The subject of public entertainment in the Middle Ages brings to light curious practices. In the towns, the burghers were not willing to entertain strangers gratuitously, notwithstanding the Scriptural injunction to do so, reinforced by the reminder that thereby some have entertained angels unawares. The custom of offering entertainment to travellers was, however, still practised in the country districts, but the Anglo-Saxon notion of three days as a reasonable limit for the tarrying of wayfarers seems still to have obtained. Aside from the public inns, rich burghers opened their homes, with their superior comforts, to royal personages and to rich barons, for an honorarium. They frequently practised extortion upon their accidental guests, and had arts to allure such to their homes. While having the appearance of great exclusiveness, they nevertheless employed persons to be on the watch for travellers. These would approach such strangers, engage them in conversation, and, on pretence of being from the same part of the country, offer guidance and advice to the stranger, who was usually glad to be directed to an "exclusive" place for entertainment. In some of these places, as well as in the public inns, the guest would be beguiled into contracting gambling or other debts beyond his ability to pay in money, whereupon his belongings were seized, although their value might be greatly in excess of his obligation. The manners and morals of the women in these private places of entertainment were not always commendable.

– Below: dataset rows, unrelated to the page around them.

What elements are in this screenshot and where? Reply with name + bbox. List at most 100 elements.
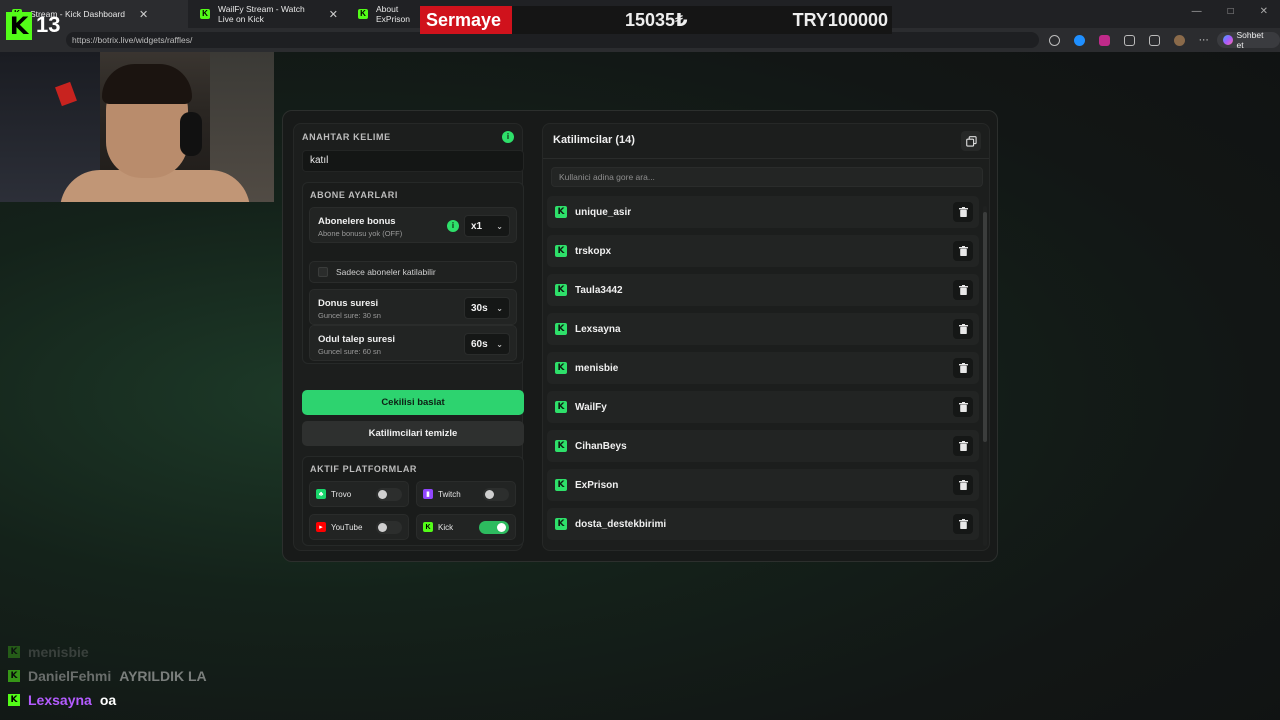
list-item: K menisbie <box>547 352 979 384</box>
platform-twitch: ▮ Twitch <box>416 481 516 507</box>
delete-button[interactable] <box>953 397 973 417</box>
extension-icon[interactable] <box>1098 34 1110 46</box>
chat-username: menisbie <box>28 644 89 660</box>
copilot-icon <box>1222 35 1233 45</box>
trash-icon <box>958 246 968 256</box>
stream-chat-overlay: K menisbie K DanielFehmi AYRILDIK LA K L… <box>8 640 207 712</box>
delete-button[interactable] <box>953 514 973 534</box>
participant-name: menisbie <box>575 362 619 374</box>
collections-icon[interactable] <box>1148 34 1160 46</box>
chevron-down-icon: ⌄ <box>496 303 503 313</box>
kick-icon: K <box>555 284 567 296</box>
chat-text: oa <box>99 692 117 708</box>
participant-name: Lexsayna <box>575 323 621 335</box>
list-item: K unique_asir <box>547 196 979 228</box>
trovo-toggle[interactable] <box>376 488 402 501</box>
list-item: K Taula3442 <box>547 274 979 306</box>
kick-icon: K <box>555 245 567 257</box>
copilot-chat-button[interactable]: Sohbet et <box>1216 30 1280 50</box>
bonus-multiplier-select[interactable]: x1 ⌄ <box>464 215 510 237</box>
delete-button[interactable] <box>953 202 973 222</box>
url-field[interactable]: https://botrix.live/widgets/raffles/ <box>66 32 1039 48</box>
clear-participants-button[interactable]: Katilimcilari temizle <box>302 421 524 446</box>
copy-button[interactable] <box>961 131 981 151</box>
subscriber-settings-title: ABONE AYARLARI <box>310 190 398 200</box>
subscriber-settings: ABONE AYARLARI Abonelere bonus Abone bon… <box>302 182 524 364</box>
duration-sub: Guncel sure: 30 sn <box>318 311 381 320</box>
list-item: K WailFy <box>547 391 979 423</box>
chat-message: K menisbie <box>8 640 207 664</box>
kick-logo-icon: K <box>6 12 32 40</box>
twitch-toggle[interactable] <box>483 488 509 501</box>
kick-icon: K <box>8 694 20 706</box>
keyword-input[interactable]: katıl <box>302 150 524 172</box>
only-subscribers-checkbox[interactable] <box>318 267 328 277</box>
chevron-down-icon: ⌄ <box>496 339 503 349</box>
keyword-title: ANAHTAR KELIME <box>302 132 391 142</box>
favorite-star-icon[interactable] <box>1048 34 1060 46</box>
participant-name: ExPrison <box>575 479 619 491</box>
tab-wailfy-stream[interactable]: K WailFy Stream - Watch Live on Kick ✕ <box>188 0 346 28</box>
only-subscribers-label: Sadece aboneler katilabilir <box>336 267 436 277</box>
participant-name: unique_asir <box>575 206 632 218</box>
more-menu-icon[interactable]: ⋯ <box>1199 35 1209 46</box>
kick-icon: K <box>555 479 567 491</box>
participant-search-input[interactable]: Kullanici adina gore ara... <box>551 167 983 187</box>
kick-icon: K <box>555 401 567 413</box>
duration-select[interactable]: 30s ⌄ <box>464 297 510 319</box>
delete-button[interactable] <box>953 436 973 456</box>
minimize-icon[interactable]: — <box>1192 6 1202 17</box>
participants-title: Katilimcilar (14) <box>553 134 635 146</box>
tab-close-icon[interactable]: ✕ <box>139 8 148 21</box>
only-subscribers-row[interactable]: Sadece aboneler katilabilir <box>309 261 517 283</box>
list-item: K ExPrison <box>547 469 979 501</box>
platform-kick: K Kick <box>416 514 516 540</box>
chat-username: Lexsayna <box>28 692 92 708</box>
close-window-icon[interactable]: ✕ <box>1260 6 1268 17</box>
claim-label: Odul talep suresi <box>318 334 396 345</box>
delete-button[interactable] <box>953 280 973 300</box>
start-raffle-button[interactable]: Cekilisi baslat <box>302 390 524 415</box>
info-icon[interactable]: i <box>447 220 459 232</box>
delete-button[interactable] <box>953 358 973 378</box>
divider <box>543 158 989 159</box>
extensions-puzzle-icon[interactable] <box>1123 34 1135 46</box>
platform-label: Trovo <box>331 489 352 499</box>
trash-icon <box>958 324 968 334</box>
kick-icon: K <box>555 323 567 335</box>
platform-label: Twitch <box>438 489 461 499</box>
window-controls: — □ ✕ <box>1192 6 1268 17</box>
chat-text: AYRILDIK LA <box>119 668 207 684</box>
profile-avatar[interactable] <box>1173 34 1185 46</box>
trash-icon <box>958 285 968 295</box>
kick-toggle[interactable] <box>479 521 509 534</box>
kick-icon: K <box>555 362 567 374</box>
trovo-icon: ♣ <box>316 489 326 499</box>
participant-list: K unique_asir K trskopx K Taula3442 K Le… <box>543 194 983 550</box>
info-icon[interactable]: i <box>502 131 514 143</box>
trash-icon <box>958 519 968 529</box>
kick-icon: K <box>8 670 20 682</box>
scrollbar-thumb[interactable] <box>983 212 987 442</box>
delete-button[interactable] <box>953 475 973 495</box>
webcam-feed <box>0 52 274 202</box>
delete-button[interactable] <box>953 241 973 261</box>
ticker-value-target: TRY100000 <box>792 9 888 30</box>
trash-icon <box>958 441 968 451</box>
extension-icon[interactable] <box>1073 34 1085 46</box>
delete-button[interactable] <box>953 319 973 339</box>
list-item: K CihanBeys <box>547 430 979 462</box>
platform-youtube: ▸ YouTube <box>309 514 409 540</box>
tab-close-icon[interactable]: ✕ <box>329 8 338 21</box>
kick-icon: K <box>8 646 20 658</box>
kick-counter: 13 <box>36 12 61 37</box>
claim-time-select[interactable]: 60s ⌄ <box>464 333 510 355</box>
platform-label: YouTube <box>331 522 363 532</box>
bonus-value: x1 <box>471 220 483 232</box>
ticker-label: Sermaye <box>420 6 512 34</box>
kick-icon: K <box>555 206 567 218</box>
raffle-settings-panel: ANAHTAR KELIME i katıl ABONE AYARLARI Ab… <box>293 123 524 551</box>
youtube-toggle[interactable] <box>376 521 402 534</box>
kick-icon: K <box>555 518 567 530</box>
maximize-icon[interactable]: □ <box>1228 6 1234 17</box>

The tavern was the place of resort for a large part of the middle class and practically all the lower class of mediÃval society. Even the women spent much of their time gossiping and drinking in such places, where they found great latitude for carrying out low intrigues. The tavern was, in short, the great rendezvous for those who sought amusement of any sort. It was the ordinary haunt of gamblers. In one of the fabliaux, a young profligate is represented as turning into a tavern before which the tavern boy is calling out the price of the beverages on tap there. After inquiring the price of the wines, and receiving the information from the host, the latter goes on to enumerate the attractions of his house: "Within are all sorts of comforts; painted chambers, and soft beds, raised high with white straw, and made soft with feathers; here within is hostel for love affairs, and when bedtime comes you will have pillows of violets to hold your head more softly; and, finally, you will have electuaries and rose-water, to wash your mouth and face." He orders a gallon of wine, and immediately afterward a belle demoiselle makes her appearance, for such in those times were reckoned among the attractions of the tavern. It is soon arranged that she shall share his apartment with him, and then a general carousal ensues in which he loses all his money and has to leave even his clothes in payment of his bill. These alewives were looked upon as past masters in deceit, and were heartily despised by those who did not fall into their clutches. In a carved miserere in Ludlow Church, representing Doomsday, one of these characters is depicted as about to be cast into the jaws of hell, carrying with her nothing but the finery of her enticement and her short ale measure. The amusements of the times, excepting those of a grosser order, or such as have already been mentioned in the previous chapter, centred around the nobility and persons of position; so that their consideration can be deferred for the time being and be taken up in connection with the sports and pastimes of the ladies of rank, as treated in the chapter following.